Ещё момент… Если будут приняты очередные поправки в ФЗ «О рыболовстве и сохранении водных биологических ресурсов» и при перезаключении договоров пользователи рыболовных участков будут вынуждены доказывать свою добросовестность, здесь так же недалеко до всевозможных коллизий. Особенно если в критерии добросовестности включат какие-то дополнительные условия. Например, обязательное наличие рыбоводного или берегового заводов, ведь далеко не все участники рынка (прежде всего, если речь идёт о малом и среднем бизнесе) смогут осилить такие затраты.

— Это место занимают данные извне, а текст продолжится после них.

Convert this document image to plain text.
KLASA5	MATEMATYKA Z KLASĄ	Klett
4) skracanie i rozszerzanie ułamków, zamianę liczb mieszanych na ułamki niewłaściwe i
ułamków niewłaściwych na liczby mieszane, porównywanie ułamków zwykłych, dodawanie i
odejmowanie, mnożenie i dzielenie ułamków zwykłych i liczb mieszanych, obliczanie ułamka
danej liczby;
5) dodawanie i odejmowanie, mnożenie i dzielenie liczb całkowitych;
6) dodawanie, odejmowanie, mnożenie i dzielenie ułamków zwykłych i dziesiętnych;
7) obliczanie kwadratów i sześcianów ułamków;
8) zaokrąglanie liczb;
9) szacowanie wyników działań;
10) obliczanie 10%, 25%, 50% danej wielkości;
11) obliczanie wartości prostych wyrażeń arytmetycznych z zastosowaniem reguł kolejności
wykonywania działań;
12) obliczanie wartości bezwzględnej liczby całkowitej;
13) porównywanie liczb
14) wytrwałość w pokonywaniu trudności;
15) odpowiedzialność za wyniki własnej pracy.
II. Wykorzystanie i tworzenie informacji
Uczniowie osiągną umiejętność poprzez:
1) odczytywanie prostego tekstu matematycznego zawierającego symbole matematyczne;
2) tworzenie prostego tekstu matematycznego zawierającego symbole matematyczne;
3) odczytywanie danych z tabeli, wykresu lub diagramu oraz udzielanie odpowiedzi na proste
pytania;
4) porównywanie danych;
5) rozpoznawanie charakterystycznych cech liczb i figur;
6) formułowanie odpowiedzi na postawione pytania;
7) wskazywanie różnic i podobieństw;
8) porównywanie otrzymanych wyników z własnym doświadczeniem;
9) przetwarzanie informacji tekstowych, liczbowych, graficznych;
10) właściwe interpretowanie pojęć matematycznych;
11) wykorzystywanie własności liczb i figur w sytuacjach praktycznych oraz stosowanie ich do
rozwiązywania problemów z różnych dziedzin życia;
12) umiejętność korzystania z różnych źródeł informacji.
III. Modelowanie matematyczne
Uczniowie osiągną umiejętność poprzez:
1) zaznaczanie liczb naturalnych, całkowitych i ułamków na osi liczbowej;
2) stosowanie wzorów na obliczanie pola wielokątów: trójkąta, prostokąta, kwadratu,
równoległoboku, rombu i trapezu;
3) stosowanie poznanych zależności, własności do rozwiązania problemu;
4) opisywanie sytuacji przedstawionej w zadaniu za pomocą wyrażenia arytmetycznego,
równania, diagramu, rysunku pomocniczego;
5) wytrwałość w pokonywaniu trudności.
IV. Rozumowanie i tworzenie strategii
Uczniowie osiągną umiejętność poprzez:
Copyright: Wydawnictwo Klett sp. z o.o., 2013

На Сахалине мы встречались со многими руководителями отраслевых предприятий. Нет, они не жаловались. Рыбаки — люди, как правило, сильные и упорные. Они привыкли работать, причём в тяжёлых условиях, и привыкли решать самые сложные задачи, добиваться конкретных результатов. Но сейчас все понимают: рыбопромышленный комплекс переживает сложные времена. Сложные и объективно, и субъективно. Сложные потому, что помимо объяснимых трудностей (с судоремонтом, с уменьшением ресурсной базы и так далее) есть трудности, созданные искусственно. Как сказал один из наших собеседников: «Нам не надо помогать, нам мешать не надо». Вот! В этом и заключается главная просьба рыбаков к государству — просто не ставить палки в колёса. А налоговые отчисления, рабочие места, социальные программы, продовольственная безопасность — всё это степень ответственности рыбаков. И со своими задачами они справляются в полной мере.